If anyone wants to use these scripts as a starter kit for their own bots, feel free (The decoding and narrative scripts can be useful for other goals, as well). As long as you have the data (which is not included here), you can create something similar for your region, or for just pededstrian-involved crashes, or for just crashes that resulted in death, etc.
- These python modules: tweepy, time, csv, os, pandas, numpy (I think that’s all of them)
- A computer that will stay on all the time
Get some data. For Los Angeles County I got raw SWITRS data from the CHP website.
Use the switrs-handling.py script to filter those collisions to suit your desires. In my case, I filtered them to only include injury collisions. This reduced the amount of collisions from 49023 to 25498 (in LA County, 2014).
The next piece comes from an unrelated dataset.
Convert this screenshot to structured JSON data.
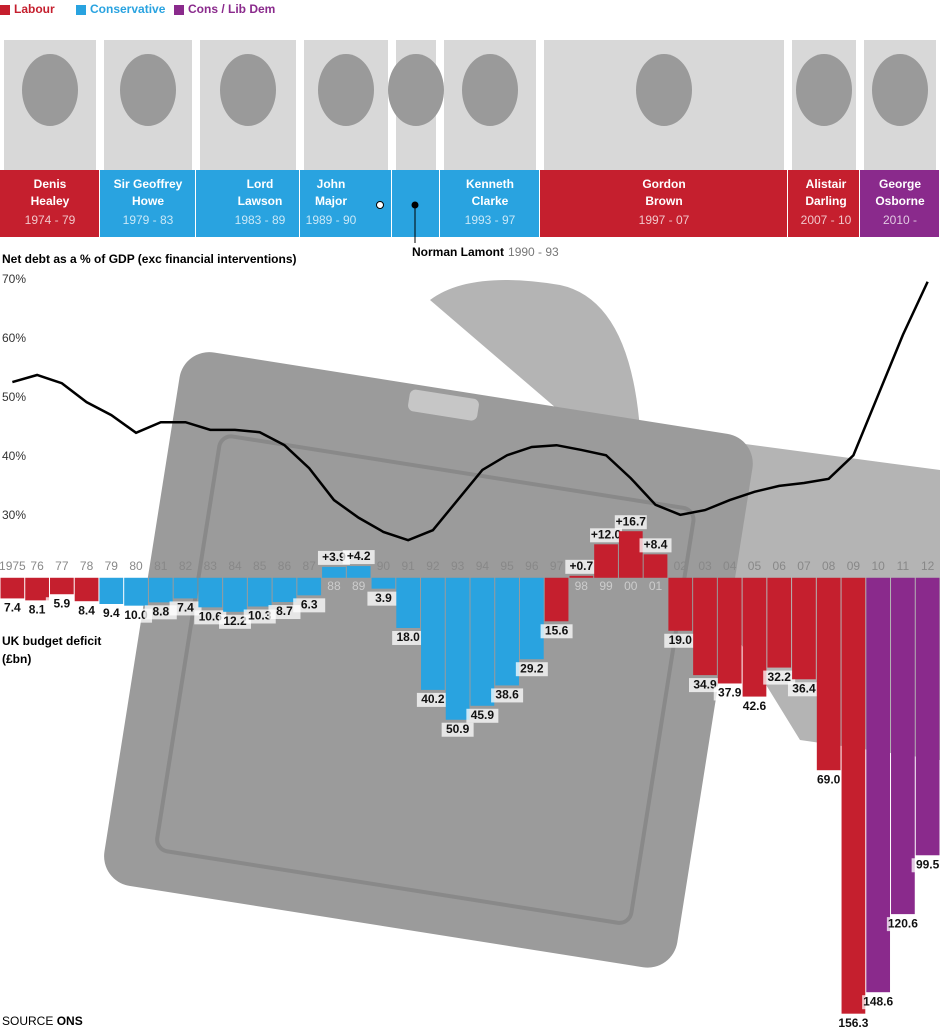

In the new csv, clean up the dates. Right now, the timestamps look like this:
time = 0000
date = 0101. We want them to look like:
time = 00:00
date = Jan 01. So first you have to split the month from the day. In LibreOffice Calc, use Text to Columns. Then use the decode-month.py script to convert the two numbers t0 spelled out (to three letters) months; then insert that into your working csv. Then merge that field with the day field, to produce “Jan 01″. Next, format the time field to be four digits, with a colon in the middle. Use this:
00\:00as the custom format option.
Decode the data. The values in the data are more machine-readable than human-readable. For example, collision severity is 1, 2, or 3. By decoding those, we convert the numbers into strings, such as “injured,” “severely injured,” “killed.” In decode.py I’m choosing which fields I’m (probably) going to use, and decoding them in ways that will simplify the narration process. That file also carries over some fields that didn’t need decoding. And it doesn’t carry over a whole bunch of fields that we don’t care about.
Create narratives from the decoded data. narrate.py has LOTS of if/else statements in it. I put this together after much trial and error. It will probably give you a headache to look at. And it will probably annoy people who actually know python. But it works. When you create your own narratives you’ll discover quirks in the data. This is where you iron out those quirks the best you can. I feel that I didn’t do a great job with the bicyclist section. I was hesitant to publish it as is. But ultimately I did so because I concluded that it’s better than how the data originally was. Neither were totally accurate; but this is more accurate.
Use the Date and Time fields to schedule the tweets. at-job-create.py is a script that creates another script, called at-job-deploy.py (not included). Make sure to read the comments in at-job-create.py that tell you the header to add to at-job-deploy.py after it’s been created. When at-job-deploy.py is run, it schedules the tweets for the entire span of the data. It does so using the at command. When a tweet is scheduled to occur, the at command runs the twitterbot.py script, which checks LACinjury2014_Narrate.csv (or whatever your file generated by narrate.py is called) for any narrative that occurs this very day and minute. Then twitterbot.py tweets it!
Make sure to put your Twitter app credentials in twitterbot.py (tutorial on setting that up). I left those fields blank here. In the future, I should move those credentials to a separate file that is imported into twitterbot.py, and is ignored by git.
Test beforehand! Just keep your twitter account private at first; make a csv with like five crashes; set the dates of them for five minutes from now; run at-job-create.py; then at-job-deploy.py; then wait five minutes to see if they post. Note that twitter doesn’t always like when your tweets have the exact same content as your other tweets. That’s why I included the timestamps in the narratives. Also, do some tests by just running twitterbot.py (because it’s easier to see errors when you run it yourself). Make sure you only run it when there’s a tweet with a timestamp of this very minute. Also, make sure to test this on the computer where you’ll be storing this stuff. In my case, I was ssh’ing into my Raspberry Pi.